How are you holding up? No, really, how are you doing through all of this?

I was reminded by a good friend recently of the power of asking this question a second time. I love that we are all asking one another this first question more than ever before. I especially love that we are way more sincere when we do. I see this as one of the silver linings of this crisis, and something I hope we hold on to after it passes.

However, those on the receiving end most likely reply with an auto-pilot response, “I’m good” when first asked. If you are an inquiring mind, ask the follow-up question, and you will start to get a real answer. The responder will begin to open up.
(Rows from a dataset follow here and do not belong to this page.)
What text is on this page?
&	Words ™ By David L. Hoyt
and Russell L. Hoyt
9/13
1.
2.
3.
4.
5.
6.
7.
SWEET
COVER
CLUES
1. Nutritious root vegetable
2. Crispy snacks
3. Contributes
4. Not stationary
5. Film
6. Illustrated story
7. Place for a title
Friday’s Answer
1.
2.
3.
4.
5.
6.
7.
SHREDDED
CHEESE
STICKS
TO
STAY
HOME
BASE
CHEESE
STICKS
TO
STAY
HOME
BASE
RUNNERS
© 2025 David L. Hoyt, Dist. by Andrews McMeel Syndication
For me, this is a stark reminder of how much of the time we are on auto-pilot, just kind of going through the motions. This is true whether we are the one asking or answering the question. It takes a more intentional effort to ask the second time, but when we do, it can change the conversation. The person on the receiving end realizes, “Wow, you do want to know.”

By asking the second question, you give two gifts. You give the gift of making it abundantly clear you genuinely care. You also give the gift of challenging the one you are asking to take a more honest self-inventory.

The second ask is powerful.

And now, give yourself this gift

Many of you are reading this blog on a Monday morning. You have probably been asking yourself this morning, “What do I need to accomplish this week?” I bet many of you have already created a way-too-long auto-pilot to-do list.

Most of you are kind of stupid competitive; I know how satisfying it is for you to check shit off that list (I may be able to relate a bit 😏). I also know how much you beat yourself up when there are unchecked items left on your list. You probably feel worse about those remaining items than you feel good about what you did accomplish.

Write yourself a permission slip and check it twice

We have to be more forgiving of one another and ourselves right now. We all have ridiculous new demands on our time and attention. Despite what we may tell ourselves, most of us just can’t be as productive as we were before the crisis. The crisis is consuming way too many mental calories, way more than we even realize.

Grab your auto-pilot list and ask yourself a second time, “What do I REALLY need to accomplish this week?” Take a more honest self-inventory when answering this time.

What is it on your list that will give you a meaningful sense of accomplishment when you’ve completed it? What will help you feel better mentally (and maybe even physically) because you moved it forward?

I challenge you to get your list down to those two or three items that are genuinely worthy of celebration. Give yourself permission to define their completion as a successful week and be sure to celebrate the crap out of accomplishing them at the end of the week.

Never before has taking an honest self-inventory been more critical than it is right now. Never before has it been more important for us to prioritize what we need to accomplish. I hope this is something else we hold on to after the crisis passes.

And share this same permission slip with your team. They need it too.

Be safe. Be smart. Be balanced. Be strong.